Der gelernte Ingenieur und Ökonom Boualem Sansal, der bis zu seiner Entlassung im Jahr 2003 als ranghoher Beamter im algerischen Industrieministerium tätig war, hat Mitte der 1990er Jahre mit dem Schreiben begonnen. Als Schriftsteller nimmt er Stellung, mischt sich ein und übt Kritik, auch da, wo er sich in große Gefahr begibt. Bereits in seinem literarischen Debüt »Der Schwur der Barbaren« (1999) legt Sansal in beeindruckender Weise Zeugnis von seinem Land ab, berichtet von den politischen, gesellschaftlichen und moralischen Missständen, von der alltäglichen Gewalt der Islamisten und von den subtilen Einschüchterungen der Regierung gegen Andersdenkende. Dennoch lebt Boualem Sansal bis heute in Algerien.

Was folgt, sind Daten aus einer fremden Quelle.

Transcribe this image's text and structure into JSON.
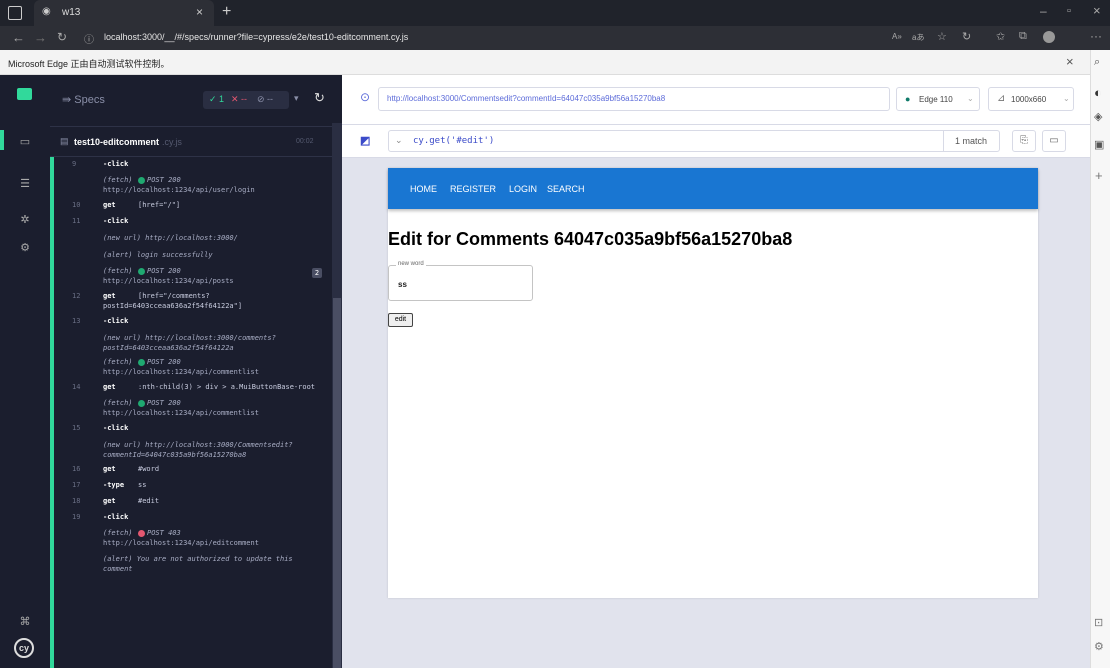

Seine europäischen Leserinnen und Leser machte Sansal schon vor Jahren mit den Mitteln der Literatur, aber auch auf vielen öffentlichen Veranstaltungen u.a. auf die Gefahren des politischen Islam, auf die menschlichen Tragödien der Migrationsbewegungen und die Gefahren totalitärer Entwicklungen in der Welt aufmerksam. Boualem Sansal ist vielfach ausgezeichnet, u.a. mit dem Großen Preis der Académie française. In Deutschland wurde Boualem Sansal für seine Bemühungen um den friedlichen Dialog zwischen den Kulturen im Jahr 2011 mit dem Friedenspreis des Deutschen Buchhandels ausgezeichnet.